Back when most fly fishers had never heard of nymphs, or Mr. Skues, before WWII, a forward-looking Orvis catalog listed what was described as “All Purpose Nymphs” in three basic colors and a variety of sizes. They were all based on the profile we now associate with a Gold Ribbed Hare’s Ear.

The sizes ranged from #10 to #16. They were tied with the same materials. But the way those materials worked in the water was very different. The larger flies moved a bit in the currents, simulating life. The smaller ones were much stiffer, and therefore more resistant to being animated by water. The “floppier” flies caught more fish. Our fly tying materials vary a great deal in softness. We pick Marabou for its ability to wave around and give the impression of a leech. We use Grouse and Hen neck feathers for soft hackles. We try to find the stiffest, most web-free hackles for dry flies, and the softest deer or elk hair for Caddis imitations. We often forget that our beautifully tied flies are meant to appear alive, in and on the water.

I remember a young, talented fly tier who delighted in exacting imitations of insects that had bent legs, gossamer wings, properly uplifting tails, and even the correct number of abdominal segments. At the fly shop, we’d “ooh” and “aah.” As impressive as those flies were, they were designed for human wonderment, not the hungry eyes of trout. So what is a “Floppy Fly?” An insect imitation that appears alive when set in motion by river currents. This means that as the size of an imitation decreases, the mobility and softness of the materials used increases.
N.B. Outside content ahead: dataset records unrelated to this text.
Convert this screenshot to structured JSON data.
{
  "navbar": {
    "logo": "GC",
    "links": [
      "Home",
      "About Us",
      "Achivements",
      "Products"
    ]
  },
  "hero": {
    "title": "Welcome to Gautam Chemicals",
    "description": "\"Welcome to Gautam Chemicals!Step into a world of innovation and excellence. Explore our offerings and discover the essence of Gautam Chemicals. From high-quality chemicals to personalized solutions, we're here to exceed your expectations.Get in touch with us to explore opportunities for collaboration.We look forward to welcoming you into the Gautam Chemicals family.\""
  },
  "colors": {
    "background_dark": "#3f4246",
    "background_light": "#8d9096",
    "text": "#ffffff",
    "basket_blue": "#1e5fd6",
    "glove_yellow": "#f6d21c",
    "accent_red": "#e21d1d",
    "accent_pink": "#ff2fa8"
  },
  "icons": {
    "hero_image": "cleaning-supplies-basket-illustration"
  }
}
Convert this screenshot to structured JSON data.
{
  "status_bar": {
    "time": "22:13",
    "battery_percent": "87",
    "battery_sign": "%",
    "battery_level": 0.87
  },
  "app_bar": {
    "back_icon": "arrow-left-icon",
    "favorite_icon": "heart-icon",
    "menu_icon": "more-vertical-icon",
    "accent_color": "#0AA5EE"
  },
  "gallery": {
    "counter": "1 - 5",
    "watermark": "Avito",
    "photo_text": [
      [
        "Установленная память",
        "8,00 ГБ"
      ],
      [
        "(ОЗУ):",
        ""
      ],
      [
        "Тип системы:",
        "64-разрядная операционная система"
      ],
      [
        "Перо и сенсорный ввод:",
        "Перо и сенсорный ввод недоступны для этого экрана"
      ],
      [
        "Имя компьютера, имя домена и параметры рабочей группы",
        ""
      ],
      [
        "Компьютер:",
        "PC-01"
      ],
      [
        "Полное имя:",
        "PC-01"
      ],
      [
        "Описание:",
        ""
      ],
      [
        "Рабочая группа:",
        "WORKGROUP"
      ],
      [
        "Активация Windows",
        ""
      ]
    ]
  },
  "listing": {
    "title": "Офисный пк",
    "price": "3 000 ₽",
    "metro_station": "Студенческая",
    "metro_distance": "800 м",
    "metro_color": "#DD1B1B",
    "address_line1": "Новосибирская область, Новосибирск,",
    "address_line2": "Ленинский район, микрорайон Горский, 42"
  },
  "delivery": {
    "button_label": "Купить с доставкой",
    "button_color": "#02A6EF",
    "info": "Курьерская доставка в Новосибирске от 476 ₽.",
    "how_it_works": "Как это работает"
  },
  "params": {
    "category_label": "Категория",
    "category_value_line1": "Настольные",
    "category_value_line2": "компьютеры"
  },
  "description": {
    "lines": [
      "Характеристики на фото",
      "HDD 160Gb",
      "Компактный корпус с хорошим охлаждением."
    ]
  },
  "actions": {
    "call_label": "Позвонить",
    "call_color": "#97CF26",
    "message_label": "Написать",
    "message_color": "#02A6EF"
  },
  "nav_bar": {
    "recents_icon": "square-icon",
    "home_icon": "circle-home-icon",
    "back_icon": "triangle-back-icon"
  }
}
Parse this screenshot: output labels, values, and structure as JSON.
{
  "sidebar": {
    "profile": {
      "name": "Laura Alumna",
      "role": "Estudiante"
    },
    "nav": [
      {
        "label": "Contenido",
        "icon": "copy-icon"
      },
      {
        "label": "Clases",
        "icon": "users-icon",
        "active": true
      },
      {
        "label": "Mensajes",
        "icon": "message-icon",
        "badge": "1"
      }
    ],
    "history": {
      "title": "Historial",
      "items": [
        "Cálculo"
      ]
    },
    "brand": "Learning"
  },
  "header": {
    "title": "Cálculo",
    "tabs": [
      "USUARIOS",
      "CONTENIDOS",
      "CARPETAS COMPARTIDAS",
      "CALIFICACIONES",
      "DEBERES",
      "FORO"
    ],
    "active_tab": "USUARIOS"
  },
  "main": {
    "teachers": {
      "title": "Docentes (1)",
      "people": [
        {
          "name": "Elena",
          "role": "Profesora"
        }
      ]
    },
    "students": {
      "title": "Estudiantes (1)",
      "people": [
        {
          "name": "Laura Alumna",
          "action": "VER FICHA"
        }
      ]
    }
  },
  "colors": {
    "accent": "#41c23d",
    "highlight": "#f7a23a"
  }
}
Some years ago, I was tested by a dual-hatch situation that occured on the Lamar River in Yellowstone Park. It was October, and the first snowflakes of the year fell gently on my nose and on the water. When the sun shone, tiny Baetis, #20, suddenly covered the riffle and trout fed avidly. When the sun was obscured by clouds, the small insects ceased hatching, and I was treated to large Gray Drakes, Siphlonurus in size #8. In addition to having to modify my leader and tippet to fish the two different hatches, the day was alternating between clouds and sun about every twenty minutes. But the selective fish fed only on the predominant insect, ignoring the other species that had been hatching only minutes before.
My solution in both cases was a soft hackle in the right colors, fished in the film to those rising Cutthroats. Both were dark gray. Both were tied on dry fly hooks, and had a collar of soft hackle from a Sage Grouse — I used two large hackles on the bigger fly. The smaller fly was dubbed with wispy Muskrat underfur; the larger one, #10 had much stiffer dark Hare’s Ear. And the fish ate them both.

When we tie streamers and bucktails, it is important to use feathers in smaller sizes, and hair in larger ones, because the feathers are floppier, and work in the water to imitate a living minnow. When you tie underwater flies, the “floppy quotient” of your materials should increase as the size of the fly decreases.